8. Le préfet du Doubs produit le relevé du système « Eurodac » mentionnant que les empreintes de M. C ont été relevées par les autorités croates, le 8 mai 2024. Il verse, en outre, au dossier une copie du formulaire par lequel les mêmes autorités ont été saisies, le 7 février 2025, de la demande de reprise en charge de M. C, sur le fondement de l’article 13-1 du règlement (UE) n° 604/2013 du 26 juin 2013, dans les délais prescrits par l’article 21 dudit règlement. En application de l’article 18-1 du même règlement, les autorités croates ont donné leur accord le 17 mars 2025.
9. En troisième lieu, aux termes du paragraphe 1 de l’article 3 du règlement (UE) 604/2013 : « Les États membres examinent toute demande de protection internationale présentée par un ressortissant de pays tiers ou par un apatride sur le territoire de l’un quelconque d’entre eux, y compris à la frontière ou dans une zone de transit.
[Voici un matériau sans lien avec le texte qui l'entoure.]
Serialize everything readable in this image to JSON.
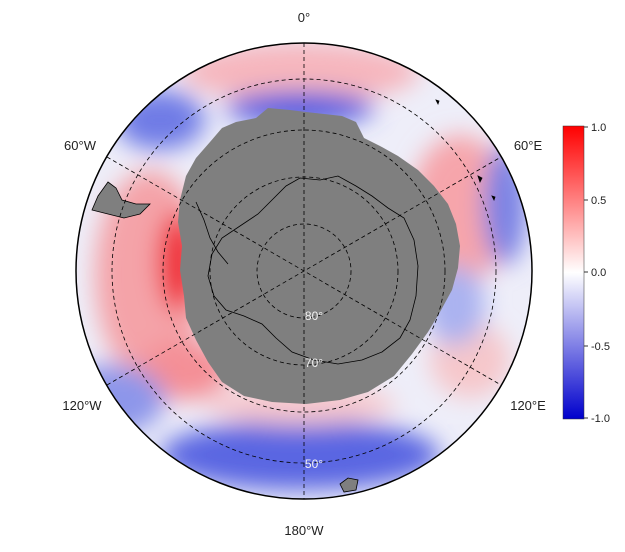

La demande est examinée par un seul État membre, qui est celui que les critères énoncés au chapitre III désignent comme responsable ». Aux termes de l’article 17 du même règlement : « 1. Par dérogation à l’article 3, paragraphe 1, chaque Etat membre peut décider d’examiner une demande de protection internationale qui lui est présentée par un ressortissant de pays tiers ou un apatride, même si cet examen ne lui incombe pas en vertu des critères fixés dans le présent règlement. () ». La faculté laissée par ces dispositions à chaque Etat membre de décider d’examiner une demande de protection internationale qui lui est présentée par un ressortissant de pays tiers ou un apatride, même si cet examen ne lui incombe pas en vertu des critères fixés dans le règlement (UE) n° 604/2013, est discrétionnaire et ne constitue nullement un droit pour les demandeurs d’asile. Par ailleurs, aux termes du paragraphe 1 de l’article 8 de la convention européenne de sauvegarde des droits de l’homme et des libertés fondamentales : « Toute personne a droit au respect de sa vie privée et familiale, de son domicile et de sa correspondance () ».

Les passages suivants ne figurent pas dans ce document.